Wajib : L'invitation au mariage

Abu Shadi, 65 ans, divorcé, professeur à Nazareth, prépare le mariage de sa fille Amal. Dans un mois, il vivra seul. Shadi, son fils, architecte à Rome depuis des années, est revenu au pays pour l’aider à distribuer les invitations au mariage, de la main à la main, comme le veut la coutume palestinienne du « wajib ». Tandis qu’ils enchaînent les visites chez les amis et les proches, les tensions entre le père et le fils remontent à la surface et mettent à l’épreuve leurs regards divergents sur la vie…

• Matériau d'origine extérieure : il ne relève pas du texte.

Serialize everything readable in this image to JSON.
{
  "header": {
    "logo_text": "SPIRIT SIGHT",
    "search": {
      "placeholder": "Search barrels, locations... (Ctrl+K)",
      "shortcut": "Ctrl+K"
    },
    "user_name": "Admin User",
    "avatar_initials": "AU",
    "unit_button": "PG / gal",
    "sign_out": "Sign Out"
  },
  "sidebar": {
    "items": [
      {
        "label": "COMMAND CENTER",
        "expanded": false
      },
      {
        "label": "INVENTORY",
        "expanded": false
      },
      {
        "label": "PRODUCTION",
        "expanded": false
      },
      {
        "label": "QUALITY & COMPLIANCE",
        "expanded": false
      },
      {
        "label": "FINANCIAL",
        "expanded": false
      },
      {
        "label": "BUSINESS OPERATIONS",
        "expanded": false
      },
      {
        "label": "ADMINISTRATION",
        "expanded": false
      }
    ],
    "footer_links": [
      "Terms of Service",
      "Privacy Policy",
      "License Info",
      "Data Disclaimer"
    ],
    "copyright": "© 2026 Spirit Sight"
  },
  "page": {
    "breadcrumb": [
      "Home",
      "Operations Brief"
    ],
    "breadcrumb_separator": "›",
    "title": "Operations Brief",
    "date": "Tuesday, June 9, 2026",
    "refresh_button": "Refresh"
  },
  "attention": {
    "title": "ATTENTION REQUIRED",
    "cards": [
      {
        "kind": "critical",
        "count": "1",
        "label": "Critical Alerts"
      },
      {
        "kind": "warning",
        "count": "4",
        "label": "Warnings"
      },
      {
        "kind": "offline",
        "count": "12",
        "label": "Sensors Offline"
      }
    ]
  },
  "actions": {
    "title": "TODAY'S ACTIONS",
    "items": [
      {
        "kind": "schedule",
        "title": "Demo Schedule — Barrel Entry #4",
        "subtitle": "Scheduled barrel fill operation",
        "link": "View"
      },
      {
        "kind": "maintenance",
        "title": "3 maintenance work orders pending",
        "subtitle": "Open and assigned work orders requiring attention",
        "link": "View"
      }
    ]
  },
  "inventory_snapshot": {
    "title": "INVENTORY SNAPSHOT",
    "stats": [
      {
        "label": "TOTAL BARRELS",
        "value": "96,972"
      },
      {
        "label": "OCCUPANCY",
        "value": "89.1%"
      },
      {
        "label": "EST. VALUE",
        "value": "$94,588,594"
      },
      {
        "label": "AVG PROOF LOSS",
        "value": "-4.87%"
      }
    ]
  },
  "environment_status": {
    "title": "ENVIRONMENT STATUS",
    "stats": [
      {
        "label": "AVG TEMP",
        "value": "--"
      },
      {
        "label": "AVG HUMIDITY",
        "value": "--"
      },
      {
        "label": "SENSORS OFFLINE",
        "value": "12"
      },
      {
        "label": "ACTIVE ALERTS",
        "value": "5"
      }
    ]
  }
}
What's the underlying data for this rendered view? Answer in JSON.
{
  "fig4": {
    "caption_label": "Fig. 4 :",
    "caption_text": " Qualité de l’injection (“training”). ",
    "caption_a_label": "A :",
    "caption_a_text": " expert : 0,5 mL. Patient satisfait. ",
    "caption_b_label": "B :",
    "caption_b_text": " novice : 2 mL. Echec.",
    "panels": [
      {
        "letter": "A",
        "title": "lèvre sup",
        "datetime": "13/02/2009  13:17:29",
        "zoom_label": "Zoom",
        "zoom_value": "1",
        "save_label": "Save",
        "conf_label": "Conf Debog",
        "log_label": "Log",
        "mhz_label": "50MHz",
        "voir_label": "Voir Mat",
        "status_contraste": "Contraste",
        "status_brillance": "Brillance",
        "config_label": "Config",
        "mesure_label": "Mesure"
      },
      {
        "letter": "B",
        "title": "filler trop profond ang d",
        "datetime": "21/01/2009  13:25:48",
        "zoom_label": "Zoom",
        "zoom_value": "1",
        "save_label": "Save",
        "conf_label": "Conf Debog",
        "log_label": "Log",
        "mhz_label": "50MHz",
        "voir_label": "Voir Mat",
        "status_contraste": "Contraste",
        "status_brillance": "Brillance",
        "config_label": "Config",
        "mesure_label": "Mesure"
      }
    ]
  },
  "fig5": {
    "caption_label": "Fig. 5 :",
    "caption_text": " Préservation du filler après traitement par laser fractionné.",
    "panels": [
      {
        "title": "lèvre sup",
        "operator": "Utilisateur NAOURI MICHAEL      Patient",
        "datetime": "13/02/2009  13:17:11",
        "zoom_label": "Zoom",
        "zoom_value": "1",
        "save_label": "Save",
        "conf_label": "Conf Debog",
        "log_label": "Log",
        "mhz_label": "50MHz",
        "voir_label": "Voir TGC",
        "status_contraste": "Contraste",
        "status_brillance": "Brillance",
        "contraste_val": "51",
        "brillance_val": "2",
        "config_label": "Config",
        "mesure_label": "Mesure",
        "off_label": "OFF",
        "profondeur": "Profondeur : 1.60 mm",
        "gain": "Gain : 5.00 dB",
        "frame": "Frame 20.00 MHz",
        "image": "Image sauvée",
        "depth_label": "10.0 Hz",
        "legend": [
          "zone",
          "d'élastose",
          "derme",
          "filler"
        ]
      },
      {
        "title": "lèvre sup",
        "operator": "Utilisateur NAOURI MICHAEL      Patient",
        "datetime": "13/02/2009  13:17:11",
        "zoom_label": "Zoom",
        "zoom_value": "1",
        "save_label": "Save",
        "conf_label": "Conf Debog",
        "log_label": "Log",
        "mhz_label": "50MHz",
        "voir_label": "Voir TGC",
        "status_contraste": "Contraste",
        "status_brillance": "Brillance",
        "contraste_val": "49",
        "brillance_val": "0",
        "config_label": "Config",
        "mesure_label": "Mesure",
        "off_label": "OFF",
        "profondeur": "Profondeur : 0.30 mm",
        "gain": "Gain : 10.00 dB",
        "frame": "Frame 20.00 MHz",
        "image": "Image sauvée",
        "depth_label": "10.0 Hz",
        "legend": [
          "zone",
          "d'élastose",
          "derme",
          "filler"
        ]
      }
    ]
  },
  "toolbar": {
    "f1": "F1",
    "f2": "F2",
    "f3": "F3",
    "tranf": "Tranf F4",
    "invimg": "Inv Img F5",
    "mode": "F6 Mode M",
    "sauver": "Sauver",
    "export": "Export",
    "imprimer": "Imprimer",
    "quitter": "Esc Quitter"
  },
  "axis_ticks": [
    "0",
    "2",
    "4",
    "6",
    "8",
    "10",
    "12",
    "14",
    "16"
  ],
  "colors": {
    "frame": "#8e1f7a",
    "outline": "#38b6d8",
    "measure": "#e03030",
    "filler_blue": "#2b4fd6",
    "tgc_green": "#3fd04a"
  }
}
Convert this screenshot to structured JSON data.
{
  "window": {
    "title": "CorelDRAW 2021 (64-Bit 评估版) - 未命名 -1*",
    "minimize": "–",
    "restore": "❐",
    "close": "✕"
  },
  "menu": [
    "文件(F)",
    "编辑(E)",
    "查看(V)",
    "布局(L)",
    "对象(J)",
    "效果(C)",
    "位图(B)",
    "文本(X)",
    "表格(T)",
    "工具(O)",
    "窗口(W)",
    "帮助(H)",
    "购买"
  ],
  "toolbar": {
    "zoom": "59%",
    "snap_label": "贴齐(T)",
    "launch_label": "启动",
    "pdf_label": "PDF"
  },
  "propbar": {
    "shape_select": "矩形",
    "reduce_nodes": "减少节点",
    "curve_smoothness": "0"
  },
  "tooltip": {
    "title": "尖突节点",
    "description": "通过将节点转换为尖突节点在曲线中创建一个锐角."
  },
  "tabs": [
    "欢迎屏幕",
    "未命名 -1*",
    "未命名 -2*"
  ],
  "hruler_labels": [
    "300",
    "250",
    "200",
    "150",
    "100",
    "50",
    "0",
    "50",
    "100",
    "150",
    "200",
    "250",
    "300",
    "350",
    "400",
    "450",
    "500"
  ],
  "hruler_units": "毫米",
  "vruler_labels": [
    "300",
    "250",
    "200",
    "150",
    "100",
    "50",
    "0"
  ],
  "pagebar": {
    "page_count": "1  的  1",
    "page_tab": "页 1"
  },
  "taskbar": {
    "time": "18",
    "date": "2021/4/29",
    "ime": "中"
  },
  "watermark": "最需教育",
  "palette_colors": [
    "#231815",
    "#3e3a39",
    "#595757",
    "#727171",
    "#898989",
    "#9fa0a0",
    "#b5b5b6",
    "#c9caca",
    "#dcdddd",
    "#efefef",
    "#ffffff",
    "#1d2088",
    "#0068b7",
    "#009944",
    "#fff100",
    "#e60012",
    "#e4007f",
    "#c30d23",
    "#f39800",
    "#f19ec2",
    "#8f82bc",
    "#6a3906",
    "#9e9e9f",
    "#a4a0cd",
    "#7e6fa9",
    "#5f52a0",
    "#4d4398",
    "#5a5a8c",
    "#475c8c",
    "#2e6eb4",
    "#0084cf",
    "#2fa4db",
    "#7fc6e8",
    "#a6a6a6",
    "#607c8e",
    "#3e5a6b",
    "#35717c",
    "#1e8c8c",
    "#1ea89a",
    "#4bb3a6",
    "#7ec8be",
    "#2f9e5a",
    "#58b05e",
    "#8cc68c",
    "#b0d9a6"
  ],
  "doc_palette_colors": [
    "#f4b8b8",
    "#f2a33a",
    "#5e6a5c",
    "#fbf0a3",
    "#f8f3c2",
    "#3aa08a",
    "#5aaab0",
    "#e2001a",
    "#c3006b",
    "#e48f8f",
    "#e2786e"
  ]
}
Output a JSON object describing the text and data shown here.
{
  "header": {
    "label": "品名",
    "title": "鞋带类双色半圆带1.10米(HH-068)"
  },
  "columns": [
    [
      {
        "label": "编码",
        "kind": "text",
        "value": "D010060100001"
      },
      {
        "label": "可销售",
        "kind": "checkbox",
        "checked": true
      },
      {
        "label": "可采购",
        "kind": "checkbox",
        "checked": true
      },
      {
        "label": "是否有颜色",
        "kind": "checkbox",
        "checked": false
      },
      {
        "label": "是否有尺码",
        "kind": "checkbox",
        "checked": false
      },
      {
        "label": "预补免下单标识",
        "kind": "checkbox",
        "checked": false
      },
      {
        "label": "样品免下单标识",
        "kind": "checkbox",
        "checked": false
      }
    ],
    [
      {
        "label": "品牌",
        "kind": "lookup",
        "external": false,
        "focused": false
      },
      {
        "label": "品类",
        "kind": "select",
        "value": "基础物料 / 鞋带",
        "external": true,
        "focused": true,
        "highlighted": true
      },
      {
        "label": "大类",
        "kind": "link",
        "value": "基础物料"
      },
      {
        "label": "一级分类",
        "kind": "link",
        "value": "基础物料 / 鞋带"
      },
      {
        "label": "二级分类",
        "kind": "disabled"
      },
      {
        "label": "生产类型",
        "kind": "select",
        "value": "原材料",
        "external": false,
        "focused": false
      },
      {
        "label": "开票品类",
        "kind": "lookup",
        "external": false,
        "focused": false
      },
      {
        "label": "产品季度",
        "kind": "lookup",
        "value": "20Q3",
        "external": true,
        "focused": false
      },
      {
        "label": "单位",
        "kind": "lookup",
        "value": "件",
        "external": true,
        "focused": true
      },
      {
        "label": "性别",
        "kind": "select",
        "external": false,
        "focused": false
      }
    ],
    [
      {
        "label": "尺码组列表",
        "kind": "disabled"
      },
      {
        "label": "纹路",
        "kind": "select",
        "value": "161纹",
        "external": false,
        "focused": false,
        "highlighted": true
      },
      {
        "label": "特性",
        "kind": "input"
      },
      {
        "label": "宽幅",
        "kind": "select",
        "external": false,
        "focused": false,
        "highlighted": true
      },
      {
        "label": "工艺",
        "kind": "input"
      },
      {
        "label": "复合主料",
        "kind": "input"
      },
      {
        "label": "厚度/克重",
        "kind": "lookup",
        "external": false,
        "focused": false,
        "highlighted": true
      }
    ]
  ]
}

Wajib : L’invitation au mariage (Wajib = obligation religieuse), sorti dans nos salles en février 2018, est le troisième long métrage de la réalisatrice et scénariste palestinienne Annemarie Jacir, après Le Sel de la mer (Milh Hadha al-Bahr, 2008) et When I Saw You (Lamma shoftak, 2013), deux films qui traitent du sort des réfugiés ou exilés palestiniens.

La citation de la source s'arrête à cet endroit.